CAGeM partners with established organizations in various communities around the world, encourage them to include FGM educational outreach in their programs, and supports these programs.  CAGeM also facilitates the formation of grassroots campaigns in FGM practicing communities; trains FGM practitioners on alternate careers, trains physicians on FGM repair surgery, and provide free treatment and surgery to FGM patients.  In addition CAGeM establishes safe houses for girls rescued from/escaping FGM.

As for the surveys that are conducted by the U.S.-based Macro International every 5-6 years that up to 91 percent of girls in Egypt between the ages of 15-49 have been circumcised when they were younger and could not protect themselves.

Even though this practice has been outlawed in Egypt in 1997 but no one has ever been prosecuted.
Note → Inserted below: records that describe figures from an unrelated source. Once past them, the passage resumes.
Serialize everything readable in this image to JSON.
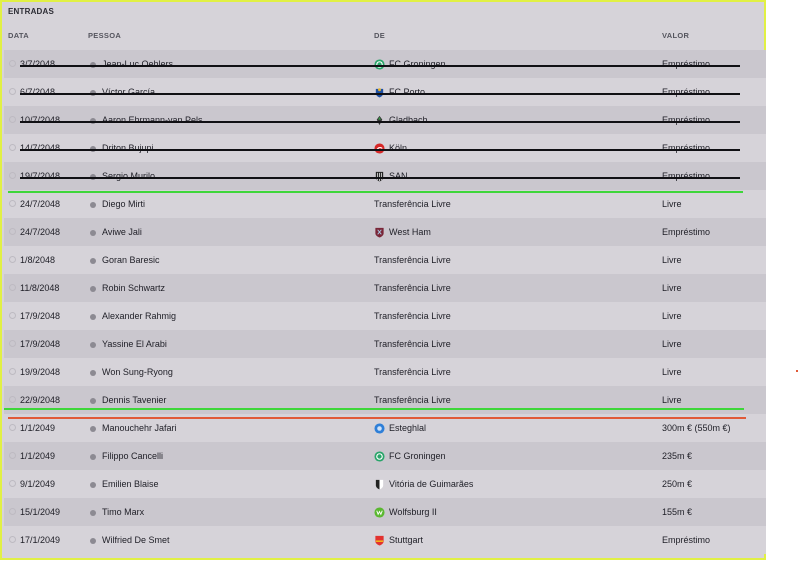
{
  "section_title": "ENTRADAS",
  "headers": {
    "date": "DATA",
    "person": "PESSOA",
    "from": "DE",
    "value": "VALOR"
  },
  "rows": [
    {
      "date": "3/7/2048",
      "person": "Jean-Luc Oehlers",
      "from": "FC Groningen",
      "value": "Empréstimo",
      "logo": "groningen-logo",
      "struck": true
    },
    {
      "date": "6/7/2048",
      "person": "Víctor García",
      "from": "FC Porto",
      "value": "Empréstimo",
      "logo": "porto-logo",
      "struck": true
    },
    {
      "date": "10/7/2048",
      "person": "Aaron Ehrmann-van Pels",
      "from": "Gladbach",
      "value": "Empréstimo",
      "logo": "gladbach-logo",
      "struck": true
    },
    {
      "date": "14/7/2048",
      "person": "Driton Bujupi",
      "from": "Köln",
      "value": "Empréstimo",
      "logo": "koln-logo",
      "struck": true
    },
    {
      "date": "19/7/2048",
      "person": "Sergio Murilo",
      "from": "SAN",
      "value": "Empréstimo",
      "logo": "santos-logo",
      "struck": true
    },
    {
      "date": "24/7/2048",
      "person": "Diego Mirti",
      "from": "Transferência Livre",
      "value": "Livre",
      "logo": "",
      "struck": false
    },
    {
      "date": "24/7/2048",
      "person": "Aviwe Jali",
      "from": "West Ham",
      "value": "Empréstimo",
      "logo": "westham-logo",
      "struck": false
    },
    {
      "date": "1/8/2048",
      "person": "Goran Baresic",
      "from": "Transferência Livre",
      "value": "Livre",
      "logo": "",
      "struck": false
    },
    {
      "date": "11/8/2048",
      "person": "Robin Schwartz",
      "from": "Transferência Livre",
      "value": "Livre",
      "logo": "",
      "struck": false
    },
    {
      "date": "17/9/2048",
      "person": "Alexander Rahmig",
      "from": "Transferência Livre",
      "value": "Livre",
      "logo": "",
      "struck": false
    },
    {
      "date": "17/9/2048",
      "person": "Yassine El Arabi",
      "from": "Transferência Livre",
      "value": "Livre",
      "logo": "",
      "struck": false
    },
    {
      "date": "19/9/2048",
      "person": "Won Sung-Ryong",
      "from": "Transferência Livre",
      "value": "Livre",
      "logo": "",
      "struck": false
    },
    {
      "date": "22/9/2048",
      "person": "Dennis Tavenier",
      "from": "Transferência Livre",
      "value": "Livre",
      "logo": "",
      "struck": false
    },
    {
      "date": "1/1/2049",
      "person": "Manouchehr Jafari",
      "from": "Esteghlal",
      "value": "300m € (550m €)",
      "logo": "esteghlal-logo",
      "struck": false
    },
    {
      "date": "1/1/2049",
      "person": "Filippo Cancelli",
      "from": "FC Groningen",
      "value": "235m €",
      "logo": "groningen-logo",
      "struck": false
    },
    {
      "date": "9/1/2049",
      "person": "Emilien Blaise",
      "from": "Vitória de Guimarães",
      "value": "250m €",
      "logo": "guimaraes-logo",
      "struck": false
    },
    {
      "date": "15/1/2049",
      "person": "Timo Marx",
      "from": "Wolfsburg II",
      "value": "155m €",
      "logo": "wolfsburg-logo",
      "struck": false
    },
    {
      "date": "17/1/2049",
      "person": "Wilfried De Smet",
      "from": "Stuttgart",
      "value": "Empréstimo",
      "logo": "stuttgart-logo",
      "struck": false
    }
  ],
  "colors": {
    "panel_border": "#e1f044",
    "annotation_green": "#3ed63a",
    "annotation_red": "#e05a38"
  }
}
It has been banned due to the psychological and physical violence against children, and how harmful and dangerous it is.

Written by Monica Elashy

Out of the four different types of operations the one that Egyptian girls undergo and is common in the rural areas is type three which is the removal of part or all of the external genitalia and stitching and/or narrowing of the vaginal opening leaving a small hole for urine and menstrual flow.

There are several reasons behind this big decision in a girl’s fate, which is religious requirement, preservation of virginity, better marriage prospects, the enhancement of male sexual pleasure, prevention of promiscuity, or good tradition.

"The importance given to virginity and an intact hymen in these societies is the reason why female circumcision still remains a very widespread practice despite a growing tendency, especially in urban Egypt, to do away with it as something outdated and harmful. Behind circumcision lies the belief that, by removing parts of girls' external genitals organs, sexual desire is minimized. " Said Nawal El-Saadawi, a Muslim victim of infibulation.

The reason behind banning female circumcision according to The Guardian was after the death of a 12-year-old girl in governorate Minya, in Upper Egypt, while undergoing the operation.